Your Grace Period is Over… Now What?

Michael Lux Blog, Student Loans 2 Comments

If you finished school in May or June of 2014, your first student loan bill may have recently arrived, or it will soon be arriving.  Unlike the electric bill, this is not something that you just pay the amount due and move on.  Getting your student loans in order takes some planning, but it can save you thousands of dollars in the long run.

Here is a sample game plan:

Step #1: Track down your debt.

In order to figure out your student loan situation, you first need to make sure you know who holds all of you debt.  Everyone, must carefully track down their debt for two reasons.  First, it is easy to have forgotten a loan from your freshman, so you want to be certain that nothing slips through the cracks.  Second, sometimes loans get sold from one company to another.  It is frustrating to not have any control over this, but it is the life of a student loan borrower.  Make sure you know who it is that has the right to collect your debt.

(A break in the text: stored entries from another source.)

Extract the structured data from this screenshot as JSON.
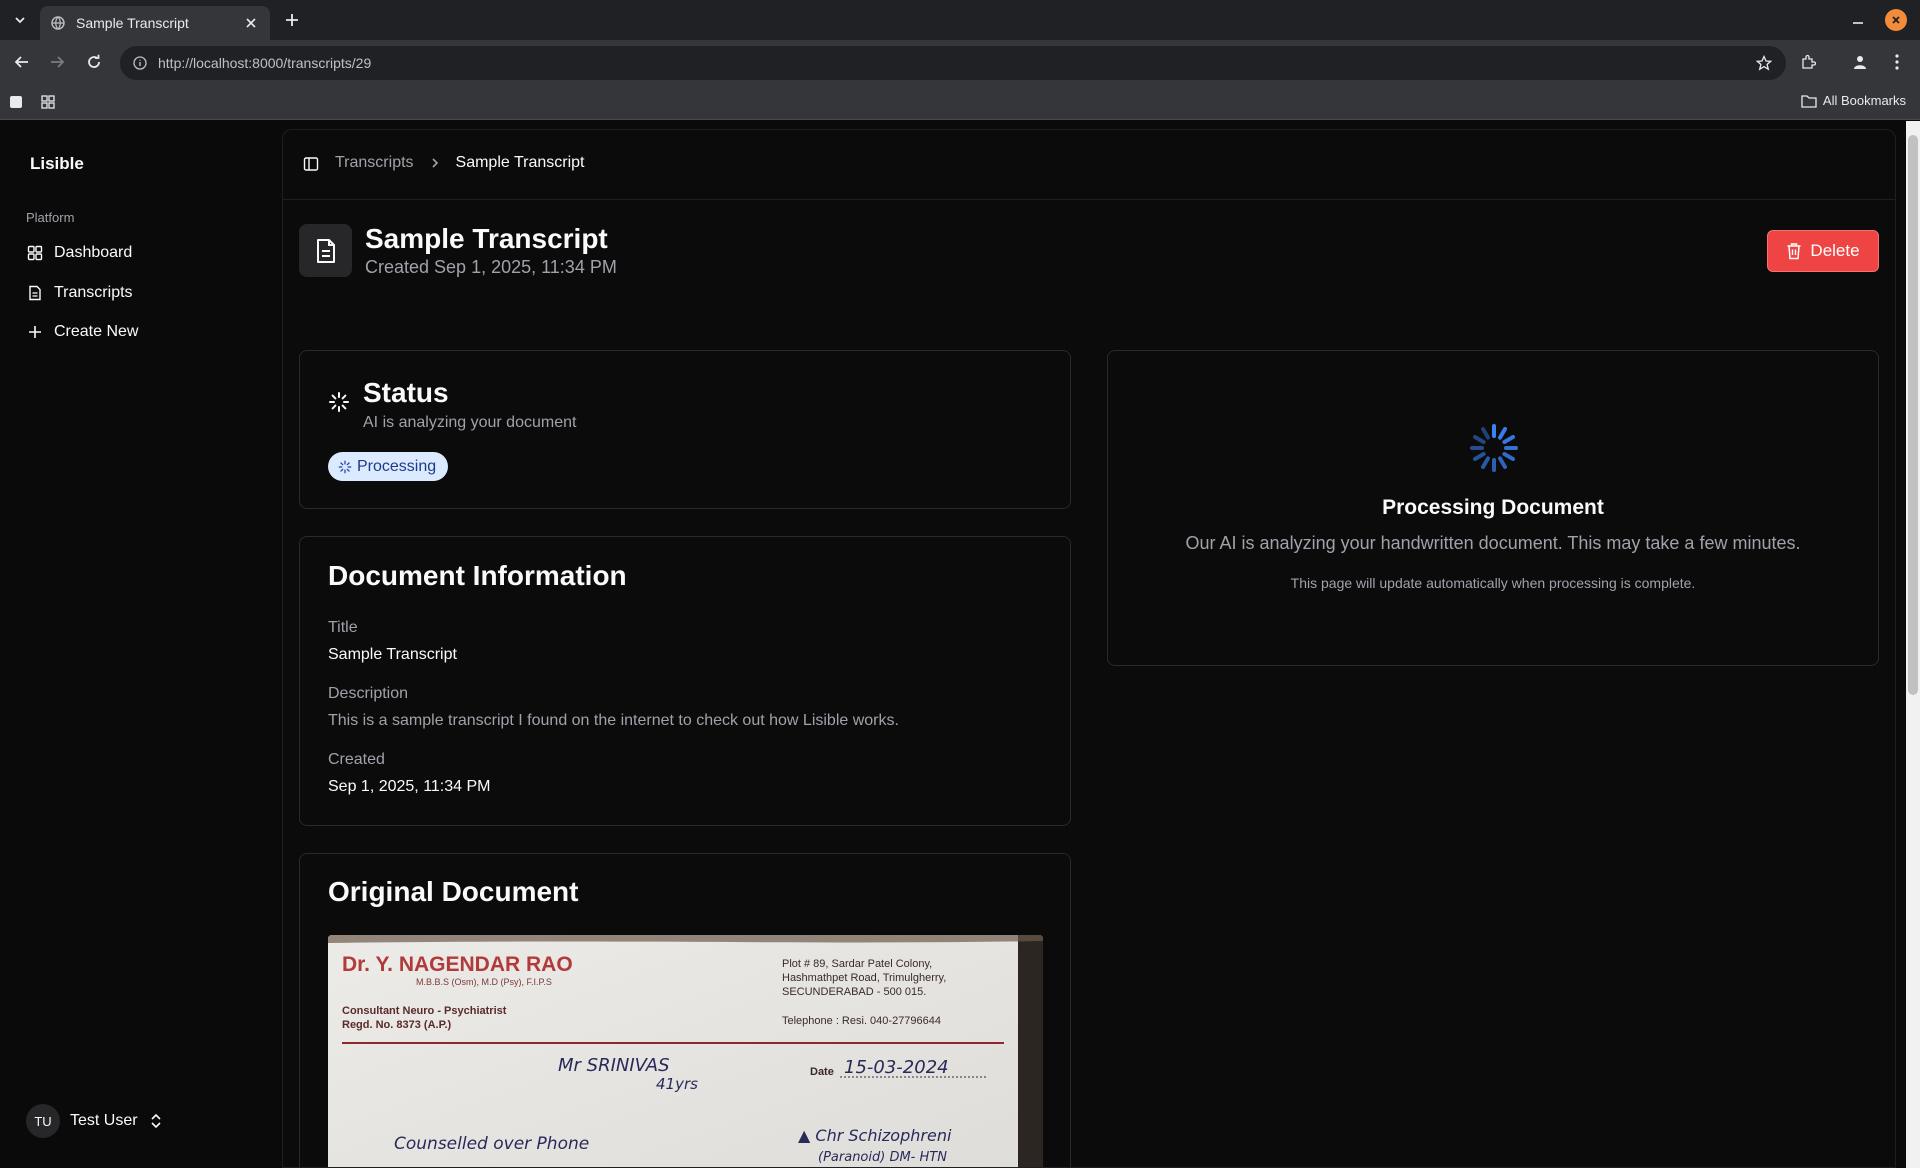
{
  "browser": {
    "tab_title": "Sample Transcript",
    "url": "http://localhost:8000/transcripts/29",
    "all_bookmarks": "All Bookmarks"
  },
  "sidebar": {
    "brand": "Lisible",
    "group_label": "Platform",
    "items": [
      {
        "label": "Dashboard",
        "icon": "dashboard-icon"
      },
      {
        "label": "Transcripts",
        "icon": "file-text-icon"
      },
      {
        "label": "Create New",
        "icon": "plus-icon"
      }
    ],
    "user": {
      "initials": "TU",
      "name": "Test User"
    }
  },
  "breadcrumb": {
    "parent": "Transcripts",
    "current": "Sample Transcript"
  },
  "header": {
    "title": "Sample Transcript",
    "created": "Created Sep 1, 2025, 11:34 PM",
    "delete_label": "Delete"
  },
  "status_card": {
    "title": "Status",
    "subtitle": "AI is analyzing your document",
    "badge": "Processing"
  },
  "document_info": {
    "heading": "Document Information",
    "title_label": "Title",
    "title_value": "Sample Transcript",
    "description_label": "Description",
    "description_value": "This is a sample transcript I found on the internet to check out how Lisible works.",
    "created_label": "Created",
    "created_value": "Sep 1, 2025, 11:34 PM"
  },
  "original_document": {
    "heading": "Original Document",
    "image": {
      "doctor": "Dr. Y. NAGENDAR RAO",
      "qualification": "M.B.B.S (Osm), M.D (Psy), F.I.P.S",
      "specialty": "Consultant Neuro - Psychiatrist",
      "regd": "Regd. No. 8373 (A.P.)",
      "address_1": "Plot # 89, Sardar Patel Colony,",
      "address_2": "Hashmathpet Road, Trimulgherry,",
      "address_3": "SECUNDERABAD - 500 015.",
      "telephone": "Telephone : Resi. 040-27796644",
      "date_label": "Date",
      "date_value": "15-03-2024",
      "patient": "Mr SRINIVAS",
      "age": "41yrs",
      "note_left": "Counselled over Phone",
      "note_right": "Chr Schizophreni",
      "note_right_2": "(Paranoid) DM- HTN"
    }
  },
  "processing": {
    "title": "Processing Document",
    "description": "Our AI is analyzing your handwritten document. This may take a few minutes.",
    "note": "This page will update automatically when processing is complete."
  },
  "colors": {
    "accent_blue": "#3b82f6",
    "delete_red": "#ef4444",
    "badge_bg": "#dbeafe"
  }
}
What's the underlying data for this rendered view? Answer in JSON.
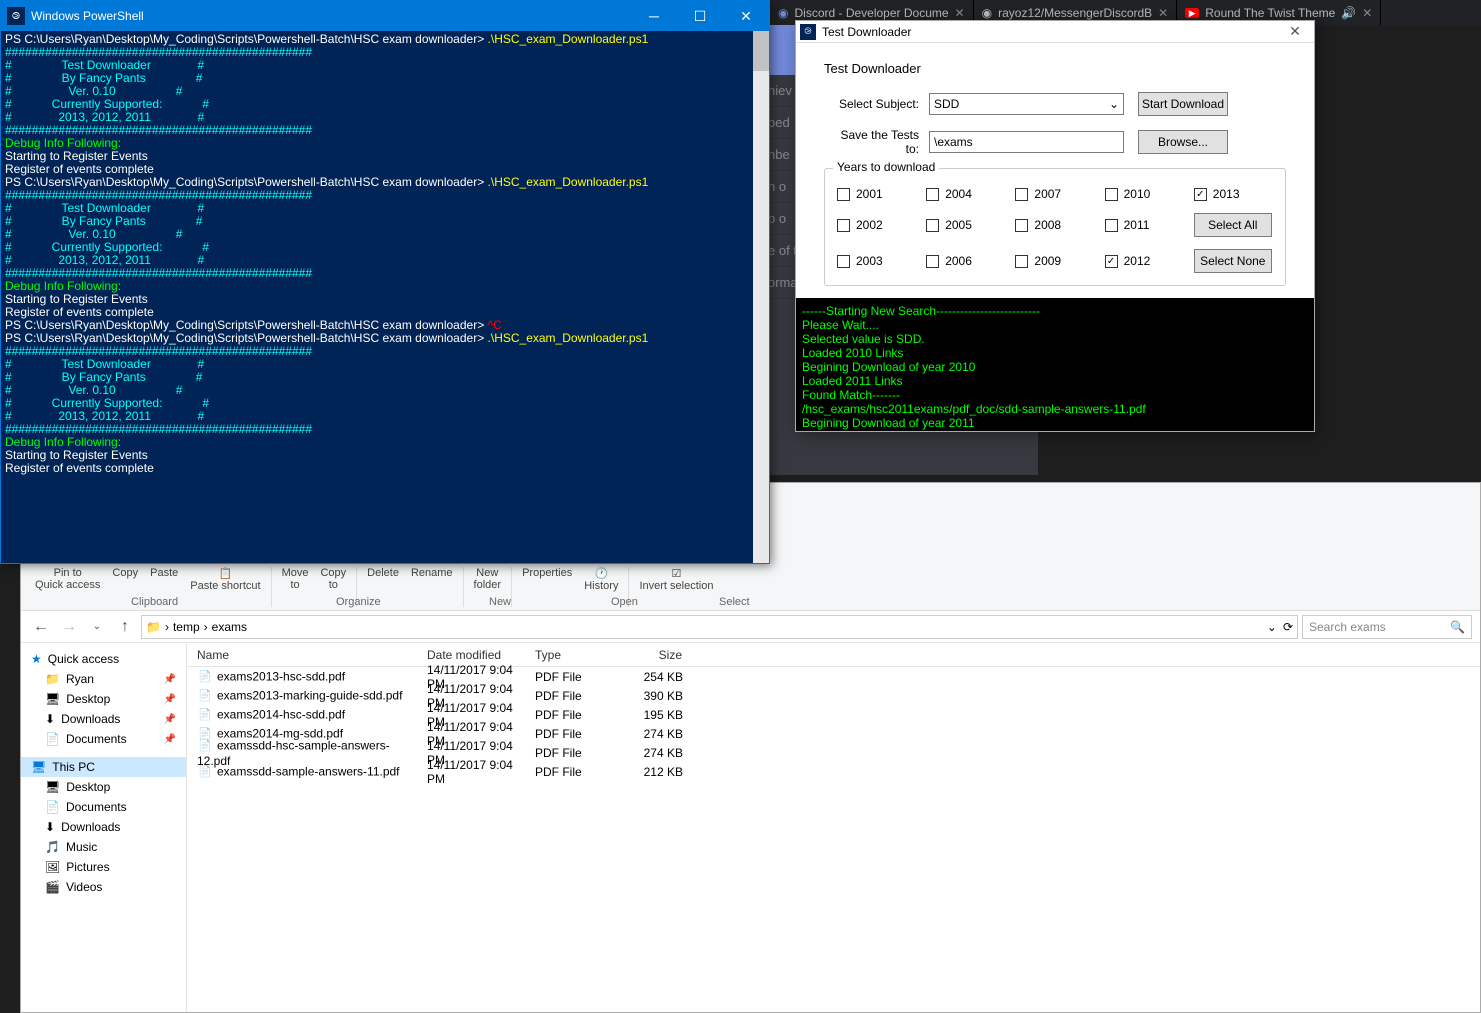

To find all of you loans, follow our simple guide to finding your student loan debt.  Our short guide will help you find both your federal and private loans.  This step ensures that you don’t fall behind on any loans and it also helps protect you from becoming the victim of a loan scheme.

Step #2: Make a budget

Getting your student loans under control is all about looking at the big picture.  Surviving one month of bills is great, but you want to put yourself in a position where you are not struggling to pay your debt for the next decade or two.  In order to put together a plan that works, you first need to make a realistic budget.  If you carefully track your expenses, you will be able to determine exactly how much money you can spare each month on your student loans.

Step #3: Research Federal Programs

If you have student loans through the federal government, there are a variety of programs that you will want to know about.  Even if you don’t necessarily qualify, it is good to know all of your options and have them in mind as a plan B or plan C.

The first one two know about is that there are many Federal Government Repayment Plans.  The most important one is probably the Pay As You Earn plan.  The great part about this repayment option is that your monthly student loan payments are based upon your income.  The advantage is that you can always afford your monthly payments, the downside is that you could end up spending a ton on interest.  Keep in mind that the “default” student loan play is the 10 year plan.  For most people the 10 year plan has the highest monthly payments, changing plans can make the monthly payments much lower, even to zero dollars per month if you are unemployed.

The other program to be aware of is student loan forgiveness.  There are basically two parts to the student loan forgiveness.  Part One is forgiveness for people who are public interest employees.  In short, if you make 10 years of eligible payments and the remainder of your debt is forgiven.  Part Two is forgiveness for people who are signed up for the Pay As You Earn or Income Based Repayment plans.  The short version there is that if you make all your required payments for 20 or 25 years, the remainder of your debt is forgiven, but taxed.  If you are interested in pursuing student loan forgiveness, it is very important to do your research.  These programs are somewhat complicated, but could result in tens of thousands of dollars of student debt disappearing.

Step #4: Think about consolidation

Consolidation occurs when you have a new lender pay off one or more loans on your behalf.  The old loans are history, and you now owe money to the new lender.  This can be a method of lowering interest rates and reducing your monthly payments.  There are two types of consolidation.

Option One is consolidation with the Federal Government.  Consolidating with the federal government doesn’t actually lower your interest rate (they use a weighted average of all of your loans), but it is a great idea for some because you can consolidate loans that might not be eligible for programs like loan forgiveness into a loan that is eligible for forgiveness.  The other nice part about federal consolidation is that everyone is eligible to do it, there is no need for a credit or income check.  Click here to read about federal student loan consolidation and be sure to check out our article on federal consolidation strategy.

Option Two would be consolidation with a private company.  Private student loan consolidation is a great option if you have decent income and a good credit score. Going this route can lower your interest rates and give you longer to pay off your loans.  The downside is that not everyone will qualify, especially recent grads, so this is a topic that is worth revisiting every once in a while.  You should also be very careful about consolidating your federal loans into a private loans, because it can result in a loss of your federal benefits, including some of the ones we have already covered.  If you are interested in looking into private consolidation, be sure to check out our list of private student loan consolidation companies and reviews.

Step #5: Stay vigilant with your student loans

No matter how bleak your finances are, ignoring your student loans will always make your problems worse.  Interest and late fees can make a bad situation even more unmanageable.  Doing your research and making a plan can ensure that you avoid a student loan nightmare.